Zeilberger just writes stuff that is so transparently wrong and ignorant that one wonders why anyone would consider it worth posting. He says for example that the intersection of sets of great mathematicians or scientists with philosophers is a rapidly decreasing function of time. Two of the more prominent 20th century philosophers were also great mathematicians Russell and Whitehead the authors of the Principia Mathematica. Even Wittgenstein wrote significant work in the foundations of mathematics. The whole piece is undisguised vitriol.
  Sokal's spoof was not meaningless. The point was not to be humurous by making fun of post modernist language. After all postmodernist readers did not even take it as poking fun at them. To use PM language Sokal's text deconstructed postmodernism by showing that those who use it do not even understand it since they could not distinguish a spoof from a serious discourse. This may be funny but it also makes a serious point and there is nothing low about it. Surely people who promote a language should understand it.

ravi <[EMAIL PROTECTED]> wrote:
Hello all,

Louis Proyect has posted some material recently regarding the Sokal
prank and the other dubious characters (Gross, Levitt, etc) involved in
pomo witch-hunting.

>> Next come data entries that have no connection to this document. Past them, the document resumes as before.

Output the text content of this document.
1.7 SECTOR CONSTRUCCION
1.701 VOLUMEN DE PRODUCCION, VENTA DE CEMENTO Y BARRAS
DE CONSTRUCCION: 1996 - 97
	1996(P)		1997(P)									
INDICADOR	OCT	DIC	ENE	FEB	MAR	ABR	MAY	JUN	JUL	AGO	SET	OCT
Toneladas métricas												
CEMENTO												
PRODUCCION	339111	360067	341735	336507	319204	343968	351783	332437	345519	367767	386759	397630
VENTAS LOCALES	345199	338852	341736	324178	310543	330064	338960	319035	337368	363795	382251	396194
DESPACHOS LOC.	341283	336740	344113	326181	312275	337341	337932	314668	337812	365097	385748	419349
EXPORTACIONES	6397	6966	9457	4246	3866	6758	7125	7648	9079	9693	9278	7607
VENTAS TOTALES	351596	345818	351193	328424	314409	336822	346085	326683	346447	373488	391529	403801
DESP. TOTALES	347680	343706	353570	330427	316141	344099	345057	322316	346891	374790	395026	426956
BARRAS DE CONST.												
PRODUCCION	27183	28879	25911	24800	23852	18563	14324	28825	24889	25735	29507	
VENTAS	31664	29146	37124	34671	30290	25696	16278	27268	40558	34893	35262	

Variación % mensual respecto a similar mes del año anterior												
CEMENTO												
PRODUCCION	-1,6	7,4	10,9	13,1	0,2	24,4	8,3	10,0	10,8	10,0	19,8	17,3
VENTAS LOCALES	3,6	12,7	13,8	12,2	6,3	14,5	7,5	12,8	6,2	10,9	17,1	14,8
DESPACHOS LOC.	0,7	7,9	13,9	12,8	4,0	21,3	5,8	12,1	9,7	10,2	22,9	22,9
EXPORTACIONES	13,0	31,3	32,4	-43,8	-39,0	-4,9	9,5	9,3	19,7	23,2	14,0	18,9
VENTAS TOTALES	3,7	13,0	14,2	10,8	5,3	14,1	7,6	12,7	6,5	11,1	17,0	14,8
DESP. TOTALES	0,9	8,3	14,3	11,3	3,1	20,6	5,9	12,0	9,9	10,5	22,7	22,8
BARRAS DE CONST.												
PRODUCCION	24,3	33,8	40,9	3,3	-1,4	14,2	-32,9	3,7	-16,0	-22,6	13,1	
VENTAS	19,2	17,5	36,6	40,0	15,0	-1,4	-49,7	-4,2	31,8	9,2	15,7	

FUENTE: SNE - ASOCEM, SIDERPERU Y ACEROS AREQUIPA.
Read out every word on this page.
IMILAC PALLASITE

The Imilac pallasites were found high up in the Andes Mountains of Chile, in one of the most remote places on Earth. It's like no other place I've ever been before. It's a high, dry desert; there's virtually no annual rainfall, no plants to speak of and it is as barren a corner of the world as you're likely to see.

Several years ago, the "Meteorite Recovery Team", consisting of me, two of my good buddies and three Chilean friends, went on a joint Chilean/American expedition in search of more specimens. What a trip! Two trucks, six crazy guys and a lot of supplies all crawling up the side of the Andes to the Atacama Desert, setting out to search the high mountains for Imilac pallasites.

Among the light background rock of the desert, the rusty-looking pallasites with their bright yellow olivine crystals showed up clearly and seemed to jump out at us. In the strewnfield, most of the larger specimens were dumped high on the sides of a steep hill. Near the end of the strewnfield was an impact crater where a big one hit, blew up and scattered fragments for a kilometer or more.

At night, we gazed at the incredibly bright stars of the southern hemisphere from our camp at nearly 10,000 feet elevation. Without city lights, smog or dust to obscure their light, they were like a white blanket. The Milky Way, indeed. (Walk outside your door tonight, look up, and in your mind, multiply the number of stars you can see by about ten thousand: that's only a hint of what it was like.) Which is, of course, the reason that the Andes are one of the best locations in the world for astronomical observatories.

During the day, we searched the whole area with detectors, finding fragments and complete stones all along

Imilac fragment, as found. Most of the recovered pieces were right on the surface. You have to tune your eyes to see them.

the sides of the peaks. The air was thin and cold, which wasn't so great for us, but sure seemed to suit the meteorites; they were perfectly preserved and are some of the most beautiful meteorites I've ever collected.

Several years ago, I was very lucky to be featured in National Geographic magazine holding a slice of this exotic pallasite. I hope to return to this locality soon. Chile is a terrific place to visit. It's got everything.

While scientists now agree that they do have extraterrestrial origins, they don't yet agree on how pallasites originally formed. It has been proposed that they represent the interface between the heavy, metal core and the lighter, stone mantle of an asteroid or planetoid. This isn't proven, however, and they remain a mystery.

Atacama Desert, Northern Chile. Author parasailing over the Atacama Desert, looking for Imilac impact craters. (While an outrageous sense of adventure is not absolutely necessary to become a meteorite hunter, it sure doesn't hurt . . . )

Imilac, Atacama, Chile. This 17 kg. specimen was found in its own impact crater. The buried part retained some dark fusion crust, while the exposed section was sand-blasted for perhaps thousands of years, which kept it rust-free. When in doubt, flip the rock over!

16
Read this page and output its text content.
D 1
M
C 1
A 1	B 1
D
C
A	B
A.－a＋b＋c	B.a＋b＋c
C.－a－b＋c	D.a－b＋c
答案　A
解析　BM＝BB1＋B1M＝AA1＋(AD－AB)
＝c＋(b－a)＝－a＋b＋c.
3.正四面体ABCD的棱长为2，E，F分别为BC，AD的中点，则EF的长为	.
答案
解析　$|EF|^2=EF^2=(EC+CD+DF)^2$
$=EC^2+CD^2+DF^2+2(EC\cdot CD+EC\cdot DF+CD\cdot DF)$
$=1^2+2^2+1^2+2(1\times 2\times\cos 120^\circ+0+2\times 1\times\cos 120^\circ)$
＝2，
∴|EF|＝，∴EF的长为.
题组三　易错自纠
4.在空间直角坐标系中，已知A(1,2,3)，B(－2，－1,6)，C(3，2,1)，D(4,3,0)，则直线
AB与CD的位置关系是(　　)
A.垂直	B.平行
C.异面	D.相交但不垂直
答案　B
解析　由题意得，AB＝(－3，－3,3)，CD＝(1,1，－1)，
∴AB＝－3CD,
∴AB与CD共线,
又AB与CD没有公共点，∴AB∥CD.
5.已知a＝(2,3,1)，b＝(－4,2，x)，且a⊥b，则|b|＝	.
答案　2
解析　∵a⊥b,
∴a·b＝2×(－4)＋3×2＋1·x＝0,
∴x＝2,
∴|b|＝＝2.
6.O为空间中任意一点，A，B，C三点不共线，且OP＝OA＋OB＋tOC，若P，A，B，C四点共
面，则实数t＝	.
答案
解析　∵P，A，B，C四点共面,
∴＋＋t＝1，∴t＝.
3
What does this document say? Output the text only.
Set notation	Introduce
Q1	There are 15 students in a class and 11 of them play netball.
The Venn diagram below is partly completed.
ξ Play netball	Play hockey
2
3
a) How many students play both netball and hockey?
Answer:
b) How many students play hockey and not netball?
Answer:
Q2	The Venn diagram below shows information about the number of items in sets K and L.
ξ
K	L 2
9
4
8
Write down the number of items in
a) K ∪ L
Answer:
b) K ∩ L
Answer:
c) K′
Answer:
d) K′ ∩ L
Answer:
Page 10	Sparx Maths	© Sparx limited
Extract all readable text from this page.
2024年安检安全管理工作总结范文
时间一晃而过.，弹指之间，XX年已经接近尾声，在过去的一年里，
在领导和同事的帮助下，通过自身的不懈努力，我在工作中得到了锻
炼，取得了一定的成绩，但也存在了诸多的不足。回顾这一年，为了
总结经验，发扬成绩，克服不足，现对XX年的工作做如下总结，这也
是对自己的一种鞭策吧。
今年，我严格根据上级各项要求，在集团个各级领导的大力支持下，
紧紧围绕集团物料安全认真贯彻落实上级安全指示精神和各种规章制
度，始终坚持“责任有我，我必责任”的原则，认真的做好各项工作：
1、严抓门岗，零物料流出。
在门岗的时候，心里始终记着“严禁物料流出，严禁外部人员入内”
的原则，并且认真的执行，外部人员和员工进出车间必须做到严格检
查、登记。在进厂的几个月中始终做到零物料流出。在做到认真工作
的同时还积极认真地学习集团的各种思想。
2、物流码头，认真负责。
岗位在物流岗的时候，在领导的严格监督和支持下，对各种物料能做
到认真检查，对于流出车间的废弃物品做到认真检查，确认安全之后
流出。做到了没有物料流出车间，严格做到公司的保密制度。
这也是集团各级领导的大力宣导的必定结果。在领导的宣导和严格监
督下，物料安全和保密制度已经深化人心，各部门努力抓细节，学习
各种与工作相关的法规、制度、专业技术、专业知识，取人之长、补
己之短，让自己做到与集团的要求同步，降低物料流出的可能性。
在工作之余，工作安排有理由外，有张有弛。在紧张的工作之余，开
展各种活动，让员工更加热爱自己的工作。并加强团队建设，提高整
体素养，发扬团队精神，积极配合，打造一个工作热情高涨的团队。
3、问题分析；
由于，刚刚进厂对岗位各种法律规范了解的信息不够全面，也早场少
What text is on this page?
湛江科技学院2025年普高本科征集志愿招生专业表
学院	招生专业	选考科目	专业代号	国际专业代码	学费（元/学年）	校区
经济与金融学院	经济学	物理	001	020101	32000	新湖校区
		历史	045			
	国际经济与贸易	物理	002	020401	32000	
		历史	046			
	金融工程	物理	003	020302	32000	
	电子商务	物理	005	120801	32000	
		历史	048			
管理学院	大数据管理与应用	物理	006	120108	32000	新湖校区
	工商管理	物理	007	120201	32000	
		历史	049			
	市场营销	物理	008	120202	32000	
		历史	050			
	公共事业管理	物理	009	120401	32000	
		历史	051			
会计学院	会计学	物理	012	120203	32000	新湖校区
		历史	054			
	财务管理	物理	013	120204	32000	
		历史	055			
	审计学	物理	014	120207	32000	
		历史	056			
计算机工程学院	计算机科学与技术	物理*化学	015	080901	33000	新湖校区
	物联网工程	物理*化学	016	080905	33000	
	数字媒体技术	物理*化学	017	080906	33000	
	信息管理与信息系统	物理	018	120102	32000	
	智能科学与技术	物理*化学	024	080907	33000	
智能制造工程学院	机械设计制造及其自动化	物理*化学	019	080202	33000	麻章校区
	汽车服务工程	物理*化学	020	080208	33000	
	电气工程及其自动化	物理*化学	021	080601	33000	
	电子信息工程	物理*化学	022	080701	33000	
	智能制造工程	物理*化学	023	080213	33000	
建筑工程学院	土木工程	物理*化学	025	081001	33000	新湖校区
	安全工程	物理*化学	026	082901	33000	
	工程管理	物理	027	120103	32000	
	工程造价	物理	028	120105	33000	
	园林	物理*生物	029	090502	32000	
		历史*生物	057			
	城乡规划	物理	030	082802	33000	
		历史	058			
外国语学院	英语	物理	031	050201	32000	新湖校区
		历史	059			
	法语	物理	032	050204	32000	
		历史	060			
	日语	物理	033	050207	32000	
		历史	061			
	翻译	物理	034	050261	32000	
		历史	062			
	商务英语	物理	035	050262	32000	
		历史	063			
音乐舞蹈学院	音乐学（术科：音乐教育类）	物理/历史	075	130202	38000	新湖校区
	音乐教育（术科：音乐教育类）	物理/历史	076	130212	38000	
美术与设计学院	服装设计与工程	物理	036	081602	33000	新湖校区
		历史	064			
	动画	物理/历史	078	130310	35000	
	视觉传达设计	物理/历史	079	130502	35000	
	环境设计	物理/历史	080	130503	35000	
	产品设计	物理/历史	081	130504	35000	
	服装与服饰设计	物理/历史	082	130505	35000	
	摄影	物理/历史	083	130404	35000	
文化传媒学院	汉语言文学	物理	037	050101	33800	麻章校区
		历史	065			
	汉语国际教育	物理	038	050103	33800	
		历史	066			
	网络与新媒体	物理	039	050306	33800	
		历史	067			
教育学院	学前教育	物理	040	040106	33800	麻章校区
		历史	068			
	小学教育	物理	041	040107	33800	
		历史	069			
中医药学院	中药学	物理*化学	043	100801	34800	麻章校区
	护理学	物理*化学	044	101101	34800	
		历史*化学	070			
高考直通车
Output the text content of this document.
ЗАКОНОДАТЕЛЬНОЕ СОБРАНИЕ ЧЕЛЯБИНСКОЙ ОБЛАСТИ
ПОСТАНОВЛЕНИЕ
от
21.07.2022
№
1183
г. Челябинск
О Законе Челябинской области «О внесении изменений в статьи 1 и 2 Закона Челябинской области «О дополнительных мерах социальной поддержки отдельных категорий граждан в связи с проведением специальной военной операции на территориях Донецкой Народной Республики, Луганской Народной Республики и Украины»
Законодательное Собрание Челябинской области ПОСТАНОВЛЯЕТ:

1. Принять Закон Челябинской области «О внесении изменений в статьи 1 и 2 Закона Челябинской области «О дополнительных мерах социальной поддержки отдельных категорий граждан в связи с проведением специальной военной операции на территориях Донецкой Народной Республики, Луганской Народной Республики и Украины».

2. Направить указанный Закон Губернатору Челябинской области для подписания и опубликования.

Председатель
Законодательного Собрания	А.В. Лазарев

This characterization is mine, since Proyect counts
Sokal as a good friend. At the risk then of offending him, I wish to
point out that not only was Sokal's prank mean-spirited but it was also
meaningless. Most importantly, it demonstrated not his point but the
very point of criticism of scientific process that he (and his lot) wish
to be immune from: that scientists use methods to establish their point
that are not much dissimilar from the way anyone else does. In this case
ridicule. Of course realizing the shallowness of his demonstration Sokal
along with self-hating-Frenchman ( ;-) ) Bricmont published a
lightweight book, as an afterthought, where they rehashed old ideas in
the philosophy of science that had been addressed and refuted quite
strongly.

There is a tendency among non-scientists to fear scientists and this
aura of superiority is maintained through every possible means, as the
Sokal prank demonstrates (as do his later bombastic invitations asking
anyone who does not believe in gravity to jump off his building: another
example of how irrational/illogical his own arguments are. I choose to
not jump off his building not because I believe or not believe in
gravity, but because, like those before me who predate the idea of
gravity, I fear dying!).

Doron Zeilberger, a mathematician at Rutgers, puts the episode in proper
perspective:

http://platosbeard.wordpress.com/2006/01/10/laffaire-sokal-the-lowest-form-of-humour/

> Opinion 11: Great Scientists, Lousy Philosophers By: Doron Zeilberger
> Written: June 3, 1996
>
> The intersection of the sets of great mathematicians or scientists
> and great philosophers is a rapidly decreasing function of time. Of
> course we have Pythagoras, Pascal, and Descartes, but even Euler was
> a rank amateur.
>
> Most of us know how he made fun of Diderot by proving the existence
> of God : ``Sir, (a+b^n)/n=x, hence God exists; reply!'' (E.T. Bell,
> Men of Math, p. 147). In his attempts at a more serious theology,
> Euler (unintenionally) made fun of himself.
>
> Nowadays, Traditional God has been replaced, in part, by another God:
> `Absolute Truth'. Practicing scientists get really annoyed when they
> are reminded that after all they are also human, and their view of
> science is time- and fashion- dependent. So Alan Sokal had a good
> laugh at the expense of post-modern cultural-relativists. But he used
> the same cheap trick of Euler, intimidation by jargon. He went one
> step farther: making fun of the sociologists' jargon. He had the
> advantage that their jargon is closer to spoken English than his, so
> he could master it superficially.
>
> Making fun of other people's language is the lowest form of humor.
> Like Euler, Sokal did not prove anything, except that physical
> scientists and mathematicians are arrogant and look down on everybody
> else. They are also religious fanatics, for whatever religion they
> may have. Social science has probably lots of rubbish, but so does
> regular science, and in either case it is not the content that
> matters so much as the act of expressing oneself's.